O pão do Diabo.
O diabo amassou o meu pão, mas eu catei e comi. Acho que foi assim que eu sobrevivi a tudo que vivi até aqui. Ninguém joga fora um pão assim e eu não sou de desperdiçar nada que aparece de mão beijada. No caso, amassada.
Não estou tão longe, minha estrada nem foi longa, não gastei minha energia andando sem nada acontecer, pelo contrário, a quantidade de obstáculos fez parecer que vivi 100 anos em 10. Eu cheguei até aqui com os pés de um lavrador e uma carinha de bebê impressionante pra minha idade. Sim, eu sei que isso vai me beneficiar no futuro.
Mas, problema que aparece no meu caminho é prometeico. E o Diabo, todo dia, vinha querer desperdiçar o meu pão.
Foram incontáveis experiências e a parte que falta ainda é mais longa do que a caminhada até o presente.
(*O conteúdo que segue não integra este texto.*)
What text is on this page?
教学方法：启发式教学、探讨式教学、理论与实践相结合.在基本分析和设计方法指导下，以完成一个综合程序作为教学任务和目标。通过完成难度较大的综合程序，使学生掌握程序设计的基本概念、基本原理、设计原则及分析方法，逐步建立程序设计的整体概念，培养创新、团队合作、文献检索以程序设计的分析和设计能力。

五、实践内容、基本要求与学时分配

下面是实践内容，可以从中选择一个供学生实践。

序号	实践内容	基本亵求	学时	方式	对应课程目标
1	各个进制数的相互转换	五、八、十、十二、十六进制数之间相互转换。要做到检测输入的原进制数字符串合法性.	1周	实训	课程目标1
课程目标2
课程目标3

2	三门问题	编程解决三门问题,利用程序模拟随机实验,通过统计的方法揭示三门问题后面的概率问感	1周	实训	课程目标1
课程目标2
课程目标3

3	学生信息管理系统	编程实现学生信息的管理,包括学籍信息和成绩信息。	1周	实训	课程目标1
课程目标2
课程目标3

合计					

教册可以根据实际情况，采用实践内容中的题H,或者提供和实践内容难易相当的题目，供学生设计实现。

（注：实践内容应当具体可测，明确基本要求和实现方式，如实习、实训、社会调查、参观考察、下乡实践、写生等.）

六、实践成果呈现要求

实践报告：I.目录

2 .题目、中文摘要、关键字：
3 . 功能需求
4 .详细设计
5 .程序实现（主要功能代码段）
Talvez eu precisasse de tudo isso. Com esse negócio de ter o diabo voltando pra te visitar sempre que pode. Mas a minha avó, muito católica, costuma dizer que a gente só se acostuma com o que não presta, pois bem.
Quem sabe o diabo andou colado comigo no começo da minha história para que eu pudesse lidar com as tais providências divinas no futuro que está pra chegar. Bem próximo mesmo. Se isso tudo foi um jogo celestial com minha linha do tempo, talvez eu esteja agora no começo do limbo. Nem vai e nem vem.
Se isso for coisa do diabo mesmo, eu acho que ele foi um ótimo professor, com métodos alternativos. Aprendi no chicote como é que as coisas funcionam no mundo lá fora, só que aqui dentro. Aqui dentro já pegou fogo, já esfriou de cortar, já doeu como um punhal no peito e também consigo me recordar de quando eram flores e risadas, só pro tempo fechar de novo.
Ele me ensinou bastante coisas, por assim dizer. Ele espernear no meu pão, me instigou a aprender a receita. Decorei a receita, de tanto que eu fiz. Ganhei músculos de sovar, aprendi a esperar o tempo de fazer crescer, entendi alguns truques. Pode continuar pensando em pão.
Eu fazia o meu pão, ele ia lá e amassava. Eu comia até começar a gostar do pão todo esmiuçado, só para enjoar de novo. Eu cozinhava o pão, ele ia lá e amassava, tirando onda da minha cara. Falava mal, fazia cara de nojo… Tinha dias que nem amassava, jogava fora sem dó. Outras vezes, tirava um pedaço e cuspia, como se fosse feito de insetos vivos.
Fui observando e eu acabei percebendo que ele se alimentava mesmo era disso, afinal, tinha sempre pão para ele tirar um naco.
O maior ensinamento que o diabo me deu, foi de como engana-lo.